Research papers
- the morning paper presents an interesting/influential/important paper from the world of CS every weekday morning.
The best way I’ve found to understand a very technical or scientific paper is to search YouTube for someone to explain it. The ideal is to find a journal club report. Journal clubs are informal groups who share the task of explaining an interesting paper to each other. Each member rotates in picking a paper to explain to their peers. This is 100 times better than having the author explain it, because authors assume too much prior knowledge. It is better to have a newbie who just figured it out. If you are lucky, a journal club will video their reports and post. Search YouTube with the paper’s title or topic and add the term “journal club.”
Create a new bookmark. Paste the code below in the URL box. When you are on a site with a paper behind a paywall, click on the new bookmark you've created. It's a quicker way of typing http://sci-hub.tw/ in front of the article's URL.
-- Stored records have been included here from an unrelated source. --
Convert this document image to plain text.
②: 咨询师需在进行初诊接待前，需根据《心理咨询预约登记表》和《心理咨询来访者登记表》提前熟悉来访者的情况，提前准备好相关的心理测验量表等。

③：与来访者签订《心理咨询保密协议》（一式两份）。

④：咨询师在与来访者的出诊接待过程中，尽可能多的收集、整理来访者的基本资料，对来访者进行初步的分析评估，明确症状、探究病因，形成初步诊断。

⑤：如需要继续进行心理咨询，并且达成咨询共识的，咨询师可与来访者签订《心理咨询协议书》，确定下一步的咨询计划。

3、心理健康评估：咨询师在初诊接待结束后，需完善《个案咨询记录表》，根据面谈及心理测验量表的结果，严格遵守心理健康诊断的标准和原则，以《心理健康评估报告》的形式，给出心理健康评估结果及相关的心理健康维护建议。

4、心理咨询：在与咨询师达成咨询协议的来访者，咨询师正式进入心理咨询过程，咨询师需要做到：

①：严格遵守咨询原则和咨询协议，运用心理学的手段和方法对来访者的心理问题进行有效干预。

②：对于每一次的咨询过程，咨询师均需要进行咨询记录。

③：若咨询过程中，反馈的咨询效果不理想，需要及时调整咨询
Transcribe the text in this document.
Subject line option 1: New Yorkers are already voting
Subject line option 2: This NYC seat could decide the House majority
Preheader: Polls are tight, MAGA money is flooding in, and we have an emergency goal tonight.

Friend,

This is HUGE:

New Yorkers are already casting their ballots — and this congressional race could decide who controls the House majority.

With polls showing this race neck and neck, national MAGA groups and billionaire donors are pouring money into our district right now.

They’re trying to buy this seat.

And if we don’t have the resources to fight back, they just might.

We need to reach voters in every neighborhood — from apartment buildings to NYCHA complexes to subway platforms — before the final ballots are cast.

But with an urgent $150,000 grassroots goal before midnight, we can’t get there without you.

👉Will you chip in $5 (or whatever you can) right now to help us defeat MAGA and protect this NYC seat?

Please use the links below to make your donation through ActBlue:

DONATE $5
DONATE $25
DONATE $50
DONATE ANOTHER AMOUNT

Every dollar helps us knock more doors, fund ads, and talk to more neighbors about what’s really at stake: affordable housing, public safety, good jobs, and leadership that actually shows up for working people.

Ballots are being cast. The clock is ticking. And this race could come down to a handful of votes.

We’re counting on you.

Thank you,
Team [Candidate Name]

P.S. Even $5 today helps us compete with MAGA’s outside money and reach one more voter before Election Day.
javascript:(function(){window.location.href = "http://sci-hub.tw/"+window.location.href;})();
I don't use sci-hub unless the paper was financed through public means and ended up behind a paywall.
- How to read science papers: How to read an academic article, How to read and understand a scientific paper, Advice on reading academic papers, Should I Read Papers?
- arXiv Vanity renders academic papers from arXiv as responsive web pages so you don’t have to squint at a PDF.
- Academic Torrents - a distributed system for sharing enormous datasets - for researchers, by researchers.